Matt had a bad two minutes waiting for Pryne to hitch the horses and fearing he would come to the rear of the wagon and discover the slashed bag of feed. But Pryne was apparently unsuspicious.
Turning away from the tree to which he had hitched the horses, he called to Matt and Goldstein to follow him.
Their path took them through the old sugar "bush," among maples that were dead and dying and whose trunks were deeply scarred by the sap hunters. Presently an old log building came into view.
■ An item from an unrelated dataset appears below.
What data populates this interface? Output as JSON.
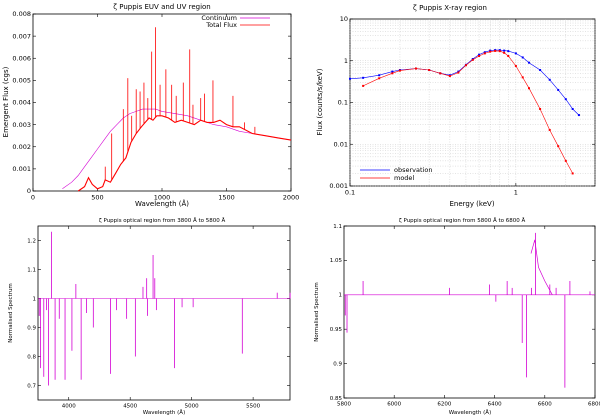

"There's the place," said Pryne.
Part of the building was nothing more than a tumble-down shed. One end of the structure, however, was walled in, and seemed to have been made habitable by the use of rough boards.
A length of stovepipe stuck up through the roof—about the only visible sign that the place was used as a dwelling.
With Pryne in the lead, the odd little group moved around the side of the log wall to a door.
To say that Matt's heart did not beat more quickly, or that visions of violence did not float before his mental gaze, would be to say that he was not human.
He had a keen realization of the dangers into which he was about to throw himself. The moment he passed the door deception would be a thing of the past. Grattan would recognize him as a stranger—a prying stranger who had come to the sugar camp with the intention of securing the Eye of Buddha.
Matt's problem was to engage Grattan's attention, and keep him from going to extremes, until McGlory should arrive with reënforcements.